L’appunto più degno di nota del film. Ammettendo di non aver visto il trailer in precedenza ma solo una locandina molto alla lontana, mi son divertito molto a scoprire gli attori man mano che facevano la loro comparsa sullo schermo. A partire da quella di Christopher Lee (famoso al mondo ormai come Saruman), passando da August Diehl (il capitano tremendo di Bastardi senza gloria che scatena la carneficina nel bar), Melanie Laurent (Shoshanna Dreyfus, sempre di Bastardi senza gloria), quel gran figo di Bruno Ganz (Hitler ne La Caduta) e Lena Olin (Josephine in Chocolat).
Jeremy Irons (il nostro protagonista) dopo Ganz è forse il più esperto tra i suoi colleghi, ha un ruolo non difficile e lo interpreta bene, non andando troppo lontano dal suo caratterista però. Bravo si, ma nulla di nuovo. Stessa cosa per Melanie Laurent, già rodata nei panni della femme fatale di turno come in Bastardi senza gloria e Il concerto, non offre nulla di innovativo oltre al colore dei capelli. Brava, bravissima, ma attendo che le venga assegnato un ruolo che dia modo di far capire se le sue doti siano limitate a quella personalità o se possa andare, come spero, ben oltre.
Nessuna interpretazione è riuscita a farmi entusiasmare più di tanto. La storia è sempre la stessa : attori bravi si, ma nulla di eccezionale. Un solo appunto: tra le mie molte predilezioni per i dettagli, ho quella della scelta della lingua di interpretazione. Un esempio molto banale è quando in una scena di un film ci sono due persone di una stessa nazionalità, ad esempio russa, che parlano tra loro e lo fanno in inglese. Cioè no, parlano russo dannazione, russo, non inglese, non lo parlano neanche con gli inglesi figuriamoci da soli, e dai. Ora, questo mio pallino è una delle tante motivazioni che predilige la mia scelta di guardare i film in lingua originale ma, ahimè, nei cinema italiani ciò non è possibile (*moccoli variopinti) e quindi Treno di notte per Lisbona l’ho dovuto vedere doppiato in italiano. Dal labbiale però sono riuscito ad evincere che più o meno tutto il film è stato girato in lingua inglese, e non va bene. A Berna parlano inglese tra di loro mentre dovrebbero parlare tedesco, a Lisbona parlano inglese tra di loro mentre dovrebbero parlare portoghese, o un inglese arrangiato tra il prof e i locali, perché che non me ne vogliano i portoghesi, ma io vi sfido a trovare un anziano prete lisbonese che ti parla inglese come un 91enne nato a Westminster e cresciuto a Londra (e bene sì, Sir C. Lee ha 91 anni). No, non si fa così, errore ormai onnipresente in ogni pellicola, ma pur sempre un erroraccio che a me fa storcere molto il naso.

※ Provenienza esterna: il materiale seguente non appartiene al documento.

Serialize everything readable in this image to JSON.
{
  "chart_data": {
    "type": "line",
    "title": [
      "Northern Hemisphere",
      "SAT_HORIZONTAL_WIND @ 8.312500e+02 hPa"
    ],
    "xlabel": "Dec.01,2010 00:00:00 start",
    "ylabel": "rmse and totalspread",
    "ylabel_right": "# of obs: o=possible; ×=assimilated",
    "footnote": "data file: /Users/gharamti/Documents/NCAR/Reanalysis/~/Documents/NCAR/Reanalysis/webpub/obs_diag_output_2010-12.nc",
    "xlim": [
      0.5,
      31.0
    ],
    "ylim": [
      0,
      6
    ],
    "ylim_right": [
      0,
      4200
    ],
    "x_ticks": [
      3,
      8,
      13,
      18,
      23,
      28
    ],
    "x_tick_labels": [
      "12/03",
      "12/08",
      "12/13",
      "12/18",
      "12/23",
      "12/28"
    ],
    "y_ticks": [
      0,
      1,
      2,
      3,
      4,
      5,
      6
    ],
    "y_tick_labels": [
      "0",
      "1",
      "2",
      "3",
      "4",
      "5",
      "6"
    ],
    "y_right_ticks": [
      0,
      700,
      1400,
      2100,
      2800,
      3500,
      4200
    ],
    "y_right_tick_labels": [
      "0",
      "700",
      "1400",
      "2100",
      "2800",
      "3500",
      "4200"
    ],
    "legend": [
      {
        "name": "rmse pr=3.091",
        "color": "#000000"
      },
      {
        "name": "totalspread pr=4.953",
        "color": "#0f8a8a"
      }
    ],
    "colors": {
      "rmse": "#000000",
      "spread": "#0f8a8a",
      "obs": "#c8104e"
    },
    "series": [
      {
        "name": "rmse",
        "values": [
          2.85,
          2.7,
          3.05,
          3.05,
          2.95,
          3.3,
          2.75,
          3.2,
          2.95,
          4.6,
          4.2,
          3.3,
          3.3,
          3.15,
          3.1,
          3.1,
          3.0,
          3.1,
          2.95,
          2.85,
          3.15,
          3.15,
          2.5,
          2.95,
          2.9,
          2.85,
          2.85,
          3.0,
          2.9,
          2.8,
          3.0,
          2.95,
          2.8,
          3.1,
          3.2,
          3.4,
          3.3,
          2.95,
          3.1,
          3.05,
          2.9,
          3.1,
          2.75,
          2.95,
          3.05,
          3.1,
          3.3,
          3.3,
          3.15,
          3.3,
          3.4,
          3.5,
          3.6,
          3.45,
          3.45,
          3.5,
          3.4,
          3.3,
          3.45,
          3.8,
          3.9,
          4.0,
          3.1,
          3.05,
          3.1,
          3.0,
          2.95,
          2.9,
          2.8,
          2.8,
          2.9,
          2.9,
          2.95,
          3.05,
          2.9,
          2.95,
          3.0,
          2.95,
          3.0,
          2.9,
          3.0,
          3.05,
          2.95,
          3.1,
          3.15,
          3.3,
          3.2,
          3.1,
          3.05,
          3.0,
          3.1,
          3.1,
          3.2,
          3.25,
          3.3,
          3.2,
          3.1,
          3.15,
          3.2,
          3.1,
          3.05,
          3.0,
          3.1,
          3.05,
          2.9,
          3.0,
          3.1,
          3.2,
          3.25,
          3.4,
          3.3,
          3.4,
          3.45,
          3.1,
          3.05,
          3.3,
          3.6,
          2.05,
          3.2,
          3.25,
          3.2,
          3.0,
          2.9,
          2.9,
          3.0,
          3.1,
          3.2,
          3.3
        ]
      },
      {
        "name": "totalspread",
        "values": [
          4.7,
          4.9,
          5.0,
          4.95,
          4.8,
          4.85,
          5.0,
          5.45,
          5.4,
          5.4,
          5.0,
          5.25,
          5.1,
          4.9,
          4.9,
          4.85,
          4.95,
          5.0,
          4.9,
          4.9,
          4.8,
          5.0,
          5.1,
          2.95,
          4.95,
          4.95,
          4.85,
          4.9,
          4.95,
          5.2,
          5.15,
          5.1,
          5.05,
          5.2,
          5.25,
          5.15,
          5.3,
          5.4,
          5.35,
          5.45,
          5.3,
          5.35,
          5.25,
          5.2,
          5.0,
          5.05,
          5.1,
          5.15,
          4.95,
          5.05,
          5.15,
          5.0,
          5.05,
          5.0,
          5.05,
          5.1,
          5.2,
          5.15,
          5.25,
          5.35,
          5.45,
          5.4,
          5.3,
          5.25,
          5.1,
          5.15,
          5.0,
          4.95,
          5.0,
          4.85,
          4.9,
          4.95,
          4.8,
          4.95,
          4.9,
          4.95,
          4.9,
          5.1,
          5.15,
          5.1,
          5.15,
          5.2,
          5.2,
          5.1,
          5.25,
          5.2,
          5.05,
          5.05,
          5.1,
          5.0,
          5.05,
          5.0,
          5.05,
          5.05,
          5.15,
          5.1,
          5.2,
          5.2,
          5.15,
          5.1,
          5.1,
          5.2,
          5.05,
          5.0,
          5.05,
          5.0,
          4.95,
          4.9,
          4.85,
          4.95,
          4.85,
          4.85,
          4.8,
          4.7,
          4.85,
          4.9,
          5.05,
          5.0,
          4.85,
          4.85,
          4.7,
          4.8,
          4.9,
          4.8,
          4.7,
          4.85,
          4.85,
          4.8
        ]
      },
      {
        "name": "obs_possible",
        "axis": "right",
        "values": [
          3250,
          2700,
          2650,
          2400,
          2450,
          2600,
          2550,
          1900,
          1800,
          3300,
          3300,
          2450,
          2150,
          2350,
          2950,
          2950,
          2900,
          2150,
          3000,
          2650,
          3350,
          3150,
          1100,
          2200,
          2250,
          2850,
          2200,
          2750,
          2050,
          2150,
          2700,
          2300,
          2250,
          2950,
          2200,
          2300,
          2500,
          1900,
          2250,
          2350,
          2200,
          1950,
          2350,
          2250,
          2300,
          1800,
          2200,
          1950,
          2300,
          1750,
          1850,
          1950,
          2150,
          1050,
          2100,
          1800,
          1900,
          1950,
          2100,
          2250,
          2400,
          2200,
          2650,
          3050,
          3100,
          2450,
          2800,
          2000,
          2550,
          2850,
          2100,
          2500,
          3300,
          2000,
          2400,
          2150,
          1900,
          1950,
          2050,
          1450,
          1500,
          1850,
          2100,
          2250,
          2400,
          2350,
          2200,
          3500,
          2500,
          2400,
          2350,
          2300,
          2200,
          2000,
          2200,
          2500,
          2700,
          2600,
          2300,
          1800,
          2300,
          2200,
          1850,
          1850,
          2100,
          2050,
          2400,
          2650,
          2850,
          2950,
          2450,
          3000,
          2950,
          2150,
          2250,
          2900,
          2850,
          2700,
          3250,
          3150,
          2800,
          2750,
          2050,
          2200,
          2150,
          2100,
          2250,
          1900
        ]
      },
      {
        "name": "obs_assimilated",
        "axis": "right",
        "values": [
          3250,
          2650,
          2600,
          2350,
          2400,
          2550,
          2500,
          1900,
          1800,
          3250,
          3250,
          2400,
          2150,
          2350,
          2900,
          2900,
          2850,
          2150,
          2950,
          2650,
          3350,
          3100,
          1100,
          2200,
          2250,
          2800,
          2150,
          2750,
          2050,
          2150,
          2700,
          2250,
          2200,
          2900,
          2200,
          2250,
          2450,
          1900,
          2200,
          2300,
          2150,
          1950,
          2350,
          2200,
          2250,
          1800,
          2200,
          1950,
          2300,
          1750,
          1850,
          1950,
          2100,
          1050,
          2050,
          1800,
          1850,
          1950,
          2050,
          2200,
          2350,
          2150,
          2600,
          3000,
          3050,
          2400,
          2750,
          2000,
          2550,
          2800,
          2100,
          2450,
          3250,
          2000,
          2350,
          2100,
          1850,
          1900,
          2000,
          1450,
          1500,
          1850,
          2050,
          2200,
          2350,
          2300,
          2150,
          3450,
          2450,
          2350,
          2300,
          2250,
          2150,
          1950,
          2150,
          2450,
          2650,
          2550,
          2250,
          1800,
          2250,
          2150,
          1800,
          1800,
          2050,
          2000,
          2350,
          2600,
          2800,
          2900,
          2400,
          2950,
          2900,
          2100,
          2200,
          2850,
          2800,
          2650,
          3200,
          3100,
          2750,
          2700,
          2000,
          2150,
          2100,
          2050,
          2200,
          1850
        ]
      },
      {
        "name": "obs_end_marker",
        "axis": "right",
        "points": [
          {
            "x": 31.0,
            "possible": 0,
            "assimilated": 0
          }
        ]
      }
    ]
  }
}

.Il migliore: Come già detto, nessuno degno di nota. Se non per un’interpretazione, una piccolissima comparsa che però mi ha strappato un sorrisetto : il becchino del cimitero. Non so se sia stato voluto, se sia stata solo un’impressione dovuta dalla mezza battuta che dice oppure no, ma il becchino del cimitero sembra davvero l’unico personaggio portoghese che ha a che fare con uno che parla solo latino e tedesco (e forse inglese). Infatti il prof gli chiede dove sia la tomba di Amadeu De Pradu e il becchino sembra non ci capisca un accidente se non il nome, gli indica la tomba dicendogli “De Pradu”, e poi torna a fare il suo lavoro. È un nulla, probabilmente sarà anche stato un becchino vero ma quei 2/3 secondi in cui appare mi hanno fatto piacere, idolo.

.Il peggiore: La sorella di Amadeu, da giovane, interpretata da una certa Beatriz Batarda. Pessima, pessima davvero. Esordisce tristemente con una battuta al cimitero degna del teatro più finto, riappare poi quando stava per crepare (e sarebbe stato meglio se ci avesse lasciato le penne) e forse solo qui riesce ad interpretare una parte quasi decente (complice il trucco), ma poi ricasca in una performance davvero squallida quando..ehm..piange(?) per la partenza di Amadeu.
Voto totale 7,5, unicamente perchè mi è piaciuta molto la scelta del cast (Batarda a parte). Perde un pò di valutazione anche per la mancanza, per l’appunto, di anche solo un personaggio capace di far esaltare una recitazione fenomenale, e per la scelta dell’attrice di Estefania da vecchia, interpretata negli anni 70 da Melanie Laurent che dimostra 30 anni, nel 2013 Lena Olin che non ne dimostra più di 45/50..dai ma sei serio? Jorge lo fai fare prima da Diehl (classe 76) e poi da Ganz (1941) che nel film dimostrano un gap di invecchiamento notevole e poi, Estefania..mah.

-Ritmo

Come già detto il film non coinvolge, nonostante la trama a tratti intrecciata non ti da troppa voglia di scoprirne di più. La musica non aiuta, le motivazioni non sussistono e il risultato è che non vedi l’ora che finisca. Ah il finale, per l’appunto..Siamo sicuri che si possa definire tale? E’ vuoto, un film vuoto All’inizio ti attira con interessanti osservazioni filosofiche per poi diramarsi nella vita dello scrittore. Perde il filo, non va in profondità a nulla, perde il senso e ti fa perdere la voglia. Un blando 5.

-Extra

Nonostante sia un film non di spessore, forse qualcosina te la può lasciare, ma forse anche no. E’ di ottica molto soggettiva, ricco di dettagli positivi così come di negativi. A tal movente non mi sento di regalare alcun punto in più, tantomeno sottrarne alcuno, è un film che ti viene addosso e ti trapassa senza lasciarti nulla, proprio come il mio extra : da -10 a +10 un bello 0.
In conclusione, aritmicamente si guadagna in decimi un bel 6.2.
Sufficienza risicata, meritata e su misura. Suggerisco comunque di vederlo perché ripeto, è di gusti molto soggettivi, magari vi lascia qualcosa, magari no.